MARKET TRENDS

Silicon Breaks Apart as Chiplets Take Center Stage

Growing AI demand is pushing Intel, AMD and Google toward modular chiplet chip designs for faster and more flexible data-centre processors

5 Mar 2026

Intel logo displayed at semiconductor industry event

A shift in semiconductor design is gaining pace as large cloud providers seek new ways to power expanding artificial intelligence workloads. Demand from companies running vast data centres is accelerating interest in processors built from modular components known as “chiplets”, an approach that could reshape how advanced AI chips are designed and produced.

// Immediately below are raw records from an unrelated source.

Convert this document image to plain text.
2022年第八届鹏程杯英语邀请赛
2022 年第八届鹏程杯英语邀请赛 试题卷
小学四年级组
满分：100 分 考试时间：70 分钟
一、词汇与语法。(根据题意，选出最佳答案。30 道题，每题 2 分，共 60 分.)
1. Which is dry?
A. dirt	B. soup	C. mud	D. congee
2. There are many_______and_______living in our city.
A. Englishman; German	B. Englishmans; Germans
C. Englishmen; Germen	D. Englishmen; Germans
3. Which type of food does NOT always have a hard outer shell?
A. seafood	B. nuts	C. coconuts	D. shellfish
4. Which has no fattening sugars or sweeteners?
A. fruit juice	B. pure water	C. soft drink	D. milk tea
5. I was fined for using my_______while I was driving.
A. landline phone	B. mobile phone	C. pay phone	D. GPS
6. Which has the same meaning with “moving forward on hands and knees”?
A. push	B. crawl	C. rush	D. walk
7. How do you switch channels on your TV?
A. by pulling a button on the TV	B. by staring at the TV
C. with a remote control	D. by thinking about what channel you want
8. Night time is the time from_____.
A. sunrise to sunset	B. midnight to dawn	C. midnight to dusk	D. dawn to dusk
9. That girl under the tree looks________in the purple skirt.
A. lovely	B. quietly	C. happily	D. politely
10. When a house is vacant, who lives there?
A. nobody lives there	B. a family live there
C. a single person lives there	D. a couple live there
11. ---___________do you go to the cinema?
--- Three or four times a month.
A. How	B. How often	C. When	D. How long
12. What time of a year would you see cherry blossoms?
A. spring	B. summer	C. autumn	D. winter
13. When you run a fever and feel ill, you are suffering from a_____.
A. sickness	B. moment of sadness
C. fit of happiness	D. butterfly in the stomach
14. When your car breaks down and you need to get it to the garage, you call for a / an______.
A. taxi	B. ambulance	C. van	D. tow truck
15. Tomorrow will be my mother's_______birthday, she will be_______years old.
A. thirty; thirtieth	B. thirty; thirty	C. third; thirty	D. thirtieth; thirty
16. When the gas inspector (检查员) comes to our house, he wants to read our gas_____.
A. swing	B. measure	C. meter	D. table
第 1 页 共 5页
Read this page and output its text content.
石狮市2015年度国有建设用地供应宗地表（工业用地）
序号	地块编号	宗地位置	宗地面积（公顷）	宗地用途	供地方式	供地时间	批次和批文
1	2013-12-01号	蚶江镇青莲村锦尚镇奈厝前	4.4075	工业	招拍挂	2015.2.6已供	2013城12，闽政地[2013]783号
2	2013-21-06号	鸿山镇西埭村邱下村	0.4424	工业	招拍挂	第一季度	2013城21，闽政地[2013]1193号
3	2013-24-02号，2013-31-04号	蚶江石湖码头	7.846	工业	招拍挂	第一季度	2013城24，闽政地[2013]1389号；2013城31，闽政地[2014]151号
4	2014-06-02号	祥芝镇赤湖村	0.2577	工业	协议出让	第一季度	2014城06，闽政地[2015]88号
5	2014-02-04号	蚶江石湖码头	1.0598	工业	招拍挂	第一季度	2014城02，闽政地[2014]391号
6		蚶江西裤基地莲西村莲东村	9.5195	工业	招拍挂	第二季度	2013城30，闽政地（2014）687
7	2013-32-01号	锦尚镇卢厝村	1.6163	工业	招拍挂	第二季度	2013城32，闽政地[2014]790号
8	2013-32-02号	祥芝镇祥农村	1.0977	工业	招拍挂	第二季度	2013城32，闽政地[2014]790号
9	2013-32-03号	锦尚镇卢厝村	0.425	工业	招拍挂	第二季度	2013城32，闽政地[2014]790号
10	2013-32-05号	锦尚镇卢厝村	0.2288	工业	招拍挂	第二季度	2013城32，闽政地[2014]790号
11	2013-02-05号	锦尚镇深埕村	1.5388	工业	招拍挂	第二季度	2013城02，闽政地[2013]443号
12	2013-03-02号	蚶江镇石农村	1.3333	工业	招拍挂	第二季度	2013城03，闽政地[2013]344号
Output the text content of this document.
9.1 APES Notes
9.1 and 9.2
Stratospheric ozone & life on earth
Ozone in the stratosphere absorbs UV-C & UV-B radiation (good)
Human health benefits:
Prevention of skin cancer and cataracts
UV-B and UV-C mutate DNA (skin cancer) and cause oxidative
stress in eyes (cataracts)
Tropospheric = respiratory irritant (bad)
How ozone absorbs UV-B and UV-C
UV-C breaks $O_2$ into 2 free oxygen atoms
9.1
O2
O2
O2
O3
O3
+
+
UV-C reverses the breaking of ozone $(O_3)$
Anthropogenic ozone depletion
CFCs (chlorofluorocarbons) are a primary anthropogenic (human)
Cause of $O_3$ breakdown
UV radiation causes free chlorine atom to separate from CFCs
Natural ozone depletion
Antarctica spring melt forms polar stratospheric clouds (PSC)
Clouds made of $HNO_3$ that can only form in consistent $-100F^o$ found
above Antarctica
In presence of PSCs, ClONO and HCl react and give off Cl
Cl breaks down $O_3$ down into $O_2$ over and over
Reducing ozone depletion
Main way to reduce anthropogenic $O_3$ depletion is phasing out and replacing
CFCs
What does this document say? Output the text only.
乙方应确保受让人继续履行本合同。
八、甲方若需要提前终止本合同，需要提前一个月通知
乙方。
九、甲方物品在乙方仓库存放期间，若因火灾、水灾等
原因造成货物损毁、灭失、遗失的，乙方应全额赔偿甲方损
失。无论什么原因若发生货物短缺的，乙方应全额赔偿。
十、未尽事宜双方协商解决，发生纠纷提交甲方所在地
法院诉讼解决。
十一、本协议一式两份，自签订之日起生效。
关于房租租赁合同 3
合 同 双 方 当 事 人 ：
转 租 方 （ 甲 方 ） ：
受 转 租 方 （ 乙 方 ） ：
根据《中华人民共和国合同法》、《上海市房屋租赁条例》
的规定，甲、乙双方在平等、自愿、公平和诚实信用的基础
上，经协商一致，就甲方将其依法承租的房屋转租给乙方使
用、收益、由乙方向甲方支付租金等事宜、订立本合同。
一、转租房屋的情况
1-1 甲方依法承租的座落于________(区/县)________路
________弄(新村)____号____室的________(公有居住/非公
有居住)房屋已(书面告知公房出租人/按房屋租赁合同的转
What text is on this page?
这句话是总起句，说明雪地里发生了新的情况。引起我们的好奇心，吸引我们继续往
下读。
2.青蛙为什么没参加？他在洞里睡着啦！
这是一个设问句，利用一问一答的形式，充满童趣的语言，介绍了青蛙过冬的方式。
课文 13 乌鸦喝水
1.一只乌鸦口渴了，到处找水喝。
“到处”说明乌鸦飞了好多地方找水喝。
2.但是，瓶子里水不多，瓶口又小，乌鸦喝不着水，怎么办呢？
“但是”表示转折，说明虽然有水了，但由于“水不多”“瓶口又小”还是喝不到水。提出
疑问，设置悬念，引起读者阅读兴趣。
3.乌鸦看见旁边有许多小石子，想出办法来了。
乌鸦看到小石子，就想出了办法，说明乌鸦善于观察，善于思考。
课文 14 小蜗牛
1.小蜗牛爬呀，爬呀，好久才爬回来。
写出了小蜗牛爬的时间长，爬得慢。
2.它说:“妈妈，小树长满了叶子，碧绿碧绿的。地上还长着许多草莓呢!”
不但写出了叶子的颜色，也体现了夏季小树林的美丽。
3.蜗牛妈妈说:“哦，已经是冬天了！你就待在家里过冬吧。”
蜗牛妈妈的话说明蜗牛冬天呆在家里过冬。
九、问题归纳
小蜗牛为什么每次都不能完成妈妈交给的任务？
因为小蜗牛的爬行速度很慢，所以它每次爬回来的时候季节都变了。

For decades most processors were manufactured as a single piece of silicon. The model delivered predictable performance but is becoming harder to sustain as manufacturing costs rise and AI systems require larger and more complex chips.

Chiplets offer an alternative architecture. Instead of building a single monolithic processor, engineers assemble several smaller silicon components within one package. Each chiplet performs a specific role, allowing designers to combine computing, memory and connectivity modules in different configurations.

The approach has gained momentum as hyperscale cloud providers look for hardware that better matches the needs of their AI infrastructure. Companies running large AI platforms increasingly want processors tailored to their workloads rather than relying solely on standard designs. Chiplet architectures allow specialised components to be developed separately and integrated into a unified processor.

Large semiconductor groups have begun to organise their strategies around the model. Intel has promoted open standards intended to allow chiplets from different suppliers to operate together. The effort is being coordinated through the Universal Chiplet Interconnect Express consortium, chaired by Intel executive Debendra Das Sharma.

Other companies have already applied the concept in commercial products. AMD has used chiplet-based architectures in its server processors for several years, a move that has helped improve manufacturing efficiency while scaling performance for data-centre customers.

Cloud providers themselves are also becoming more active chip designers. Google continues to invest in custom processors designed for its AI workloads, reflecting a broader trend among large technology companies seeking tighter control over the hardware used in their infrastructure.

Several obstacles remain before a fully open chiplet ecosystem emerges. Industry groups are still working on interoperability standards, while intellectual property concerns could slow collaboration between suppliers.

Even so, the direction of travel is increasingly clear. As AI demand drives larger and more specialised computing systems, modular chiplet architectures are emerging as a central feature of the semiconductor industry’s next phase.